Before conducting the study, power calculations were made to make sure that the number of participants and events were sufficient to measure the expected effect size. The power calculations are based on the assumption of a log-rank two-sample test comparing those above to those below the median enterolactone concentration and are based on an anticipated number of colorectal cancer cases of 1038 with an expected 5-year survival of 55 % among those with levels below the median. With a statistical power of 90 % and a two-sided significance level of 0·05, a risk reduction of 25 % can be detected (or with 80 % power, a risk reduction of 22 %).

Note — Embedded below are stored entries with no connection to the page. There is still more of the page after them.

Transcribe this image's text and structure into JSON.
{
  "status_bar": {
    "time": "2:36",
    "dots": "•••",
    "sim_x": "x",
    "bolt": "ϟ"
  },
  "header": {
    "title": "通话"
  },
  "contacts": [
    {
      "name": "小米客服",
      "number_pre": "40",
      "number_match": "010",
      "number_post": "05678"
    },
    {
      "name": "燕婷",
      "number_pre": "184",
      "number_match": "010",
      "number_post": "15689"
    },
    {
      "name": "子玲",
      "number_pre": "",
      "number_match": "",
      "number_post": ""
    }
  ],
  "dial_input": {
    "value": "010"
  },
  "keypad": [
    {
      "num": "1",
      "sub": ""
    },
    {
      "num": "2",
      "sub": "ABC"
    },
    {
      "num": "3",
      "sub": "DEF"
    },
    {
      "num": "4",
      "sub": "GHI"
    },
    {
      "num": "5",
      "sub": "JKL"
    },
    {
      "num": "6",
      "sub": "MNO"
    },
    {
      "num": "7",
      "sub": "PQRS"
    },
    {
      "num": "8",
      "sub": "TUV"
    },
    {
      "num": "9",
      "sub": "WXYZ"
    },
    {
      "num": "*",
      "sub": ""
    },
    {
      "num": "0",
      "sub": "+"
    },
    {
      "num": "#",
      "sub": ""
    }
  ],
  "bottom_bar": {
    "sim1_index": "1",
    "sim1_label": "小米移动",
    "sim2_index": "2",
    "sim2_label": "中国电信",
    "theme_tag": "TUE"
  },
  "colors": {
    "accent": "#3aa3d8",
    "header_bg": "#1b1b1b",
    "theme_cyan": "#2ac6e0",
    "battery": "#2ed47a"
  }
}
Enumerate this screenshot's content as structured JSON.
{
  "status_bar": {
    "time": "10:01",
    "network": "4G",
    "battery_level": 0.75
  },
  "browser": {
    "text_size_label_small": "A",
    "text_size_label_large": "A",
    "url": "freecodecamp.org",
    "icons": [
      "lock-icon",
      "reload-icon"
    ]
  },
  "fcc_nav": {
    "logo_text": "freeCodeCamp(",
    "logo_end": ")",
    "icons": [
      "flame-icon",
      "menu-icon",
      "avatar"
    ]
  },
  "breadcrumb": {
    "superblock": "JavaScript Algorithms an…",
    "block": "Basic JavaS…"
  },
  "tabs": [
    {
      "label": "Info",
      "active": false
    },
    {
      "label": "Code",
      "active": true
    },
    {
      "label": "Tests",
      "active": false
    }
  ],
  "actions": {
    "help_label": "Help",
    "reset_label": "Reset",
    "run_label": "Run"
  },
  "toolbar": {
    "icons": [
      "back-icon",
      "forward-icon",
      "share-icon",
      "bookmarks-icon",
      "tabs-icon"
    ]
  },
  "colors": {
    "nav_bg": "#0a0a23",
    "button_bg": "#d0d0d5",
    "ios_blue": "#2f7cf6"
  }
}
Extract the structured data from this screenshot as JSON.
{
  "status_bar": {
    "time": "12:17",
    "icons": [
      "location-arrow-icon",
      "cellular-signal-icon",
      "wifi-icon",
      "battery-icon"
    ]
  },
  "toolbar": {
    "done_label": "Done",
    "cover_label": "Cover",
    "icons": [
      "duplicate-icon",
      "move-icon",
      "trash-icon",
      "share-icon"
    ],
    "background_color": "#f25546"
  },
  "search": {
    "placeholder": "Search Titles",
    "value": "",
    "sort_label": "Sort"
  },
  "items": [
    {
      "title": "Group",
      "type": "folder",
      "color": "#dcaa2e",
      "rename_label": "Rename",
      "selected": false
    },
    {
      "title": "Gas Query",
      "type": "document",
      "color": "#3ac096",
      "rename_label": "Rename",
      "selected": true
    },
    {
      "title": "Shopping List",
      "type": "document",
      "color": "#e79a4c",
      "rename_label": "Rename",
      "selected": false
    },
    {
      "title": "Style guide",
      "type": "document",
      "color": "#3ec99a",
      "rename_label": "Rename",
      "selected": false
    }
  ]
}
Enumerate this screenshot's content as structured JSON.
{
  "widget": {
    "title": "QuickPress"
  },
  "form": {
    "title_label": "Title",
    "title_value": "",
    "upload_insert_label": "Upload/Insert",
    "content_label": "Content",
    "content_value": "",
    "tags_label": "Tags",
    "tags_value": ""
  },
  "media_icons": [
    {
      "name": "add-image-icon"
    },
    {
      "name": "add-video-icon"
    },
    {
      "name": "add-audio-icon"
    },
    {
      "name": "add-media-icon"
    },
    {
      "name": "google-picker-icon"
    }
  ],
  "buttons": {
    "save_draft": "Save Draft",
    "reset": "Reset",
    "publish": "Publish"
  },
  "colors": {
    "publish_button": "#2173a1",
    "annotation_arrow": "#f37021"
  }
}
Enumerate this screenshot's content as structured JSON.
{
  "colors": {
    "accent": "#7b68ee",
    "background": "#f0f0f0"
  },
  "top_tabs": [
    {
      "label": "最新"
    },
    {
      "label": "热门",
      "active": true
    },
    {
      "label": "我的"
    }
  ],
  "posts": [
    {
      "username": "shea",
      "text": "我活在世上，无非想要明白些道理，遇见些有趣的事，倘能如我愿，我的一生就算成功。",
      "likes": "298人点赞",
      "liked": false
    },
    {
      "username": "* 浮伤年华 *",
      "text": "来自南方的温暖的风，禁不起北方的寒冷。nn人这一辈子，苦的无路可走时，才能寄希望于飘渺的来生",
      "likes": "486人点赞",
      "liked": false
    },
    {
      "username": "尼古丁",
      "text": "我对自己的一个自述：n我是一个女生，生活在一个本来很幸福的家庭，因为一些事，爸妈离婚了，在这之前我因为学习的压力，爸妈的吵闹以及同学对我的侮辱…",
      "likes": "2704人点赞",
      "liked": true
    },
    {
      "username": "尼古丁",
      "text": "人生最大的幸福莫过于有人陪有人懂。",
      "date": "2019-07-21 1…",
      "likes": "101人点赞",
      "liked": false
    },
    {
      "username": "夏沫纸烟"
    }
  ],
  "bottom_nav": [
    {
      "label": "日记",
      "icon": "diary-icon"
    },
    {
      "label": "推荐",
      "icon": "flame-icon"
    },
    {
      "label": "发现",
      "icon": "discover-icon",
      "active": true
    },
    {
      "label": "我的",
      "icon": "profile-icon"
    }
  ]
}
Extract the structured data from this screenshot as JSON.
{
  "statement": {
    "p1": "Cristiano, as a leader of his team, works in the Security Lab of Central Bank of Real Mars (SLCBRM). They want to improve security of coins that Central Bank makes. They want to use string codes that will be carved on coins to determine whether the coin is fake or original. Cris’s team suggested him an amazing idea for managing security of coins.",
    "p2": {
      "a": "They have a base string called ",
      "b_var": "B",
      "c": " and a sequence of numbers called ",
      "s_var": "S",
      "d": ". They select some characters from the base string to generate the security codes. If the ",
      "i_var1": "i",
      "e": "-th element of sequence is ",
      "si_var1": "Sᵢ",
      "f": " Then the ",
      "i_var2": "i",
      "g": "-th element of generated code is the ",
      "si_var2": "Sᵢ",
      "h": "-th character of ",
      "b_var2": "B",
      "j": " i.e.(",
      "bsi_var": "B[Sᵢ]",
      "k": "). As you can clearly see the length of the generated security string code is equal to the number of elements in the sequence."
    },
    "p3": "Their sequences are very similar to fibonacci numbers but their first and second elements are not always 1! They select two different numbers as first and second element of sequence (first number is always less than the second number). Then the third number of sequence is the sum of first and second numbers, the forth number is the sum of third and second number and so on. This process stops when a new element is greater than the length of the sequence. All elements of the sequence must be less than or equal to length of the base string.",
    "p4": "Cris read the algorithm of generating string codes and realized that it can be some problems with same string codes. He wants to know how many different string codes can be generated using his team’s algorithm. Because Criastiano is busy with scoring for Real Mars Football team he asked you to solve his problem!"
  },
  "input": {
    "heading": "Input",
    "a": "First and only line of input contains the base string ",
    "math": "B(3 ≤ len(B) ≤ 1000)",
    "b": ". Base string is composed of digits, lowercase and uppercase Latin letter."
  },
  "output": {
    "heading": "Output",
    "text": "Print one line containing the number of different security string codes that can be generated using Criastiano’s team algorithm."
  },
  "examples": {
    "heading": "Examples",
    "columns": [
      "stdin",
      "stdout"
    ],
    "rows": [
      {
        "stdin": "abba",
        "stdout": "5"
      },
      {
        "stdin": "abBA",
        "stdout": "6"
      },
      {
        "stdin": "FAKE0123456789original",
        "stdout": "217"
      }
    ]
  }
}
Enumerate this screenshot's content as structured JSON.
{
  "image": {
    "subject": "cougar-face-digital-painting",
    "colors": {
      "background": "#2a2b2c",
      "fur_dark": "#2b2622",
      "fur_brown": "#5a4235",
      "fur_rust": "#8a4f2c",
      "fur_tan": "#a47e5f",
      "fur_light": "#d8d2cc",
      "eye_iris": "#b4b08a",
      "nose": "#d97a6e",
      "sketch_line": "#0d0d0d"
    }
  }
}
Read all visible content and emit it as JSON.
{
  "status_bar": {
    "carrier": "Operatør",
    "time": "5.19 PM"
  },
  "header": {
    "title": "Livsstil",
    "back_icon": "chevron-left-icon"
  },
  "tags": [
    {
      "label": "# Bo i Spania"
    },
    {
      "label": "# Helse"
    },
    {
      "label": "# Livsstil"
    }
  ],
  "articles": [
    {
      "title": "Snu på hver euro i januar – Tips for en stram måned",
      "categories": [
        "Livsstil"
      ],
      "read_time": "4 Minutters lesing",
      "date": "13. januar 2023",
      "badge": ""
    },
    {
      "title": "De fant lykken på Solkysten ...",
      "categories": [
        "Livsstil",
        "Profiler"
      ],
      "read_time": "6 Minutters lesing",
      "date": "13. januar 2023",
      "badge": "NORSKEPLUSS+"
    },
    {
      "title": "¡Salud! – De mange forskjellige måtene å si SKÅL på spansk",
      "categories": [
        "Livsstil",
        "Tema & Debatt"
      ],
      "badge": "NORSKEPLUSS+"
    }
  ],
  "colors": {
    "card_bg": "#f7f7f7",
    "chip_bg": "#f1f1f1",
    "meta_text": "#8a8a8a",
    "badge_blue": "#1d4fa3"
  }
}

SAS^® statistical software release 9.4 was used for statistical analyses. The PHREG procedure was used for the Cox proportional hazard models and the ‘assess ph’ option was used to test for proportionality, and no violation was found. The ‘test’ statement in PHREG was used to perform the Wald test. The GLM procedure was used to investigate associations between enterolactone and estimated lignan intake depending on antibiotics use. The power analysis was made using the POWER procedure. The UNIVARIATE and FREQ procedures were used for descriptive analyses. Statistical significance level was P<0·05.

Ethics

The present study has obtained approvals from The National Committee on Health Research Ethics (Den Videnskabsetiske Komité for Region Hovedstaden) and the Danish Data Protection Agency. Approval to link with the database of DCCG was obtained through the Danish Clinical Registries (‘Regionernes Kliniske Kvalitetsudviklingsprogram’; RKKP). Linkage with the Danish National Prescription Registry was approved by the Danish authorities (Sundhedsdatastyrelsen), and made through Statistics Denmark.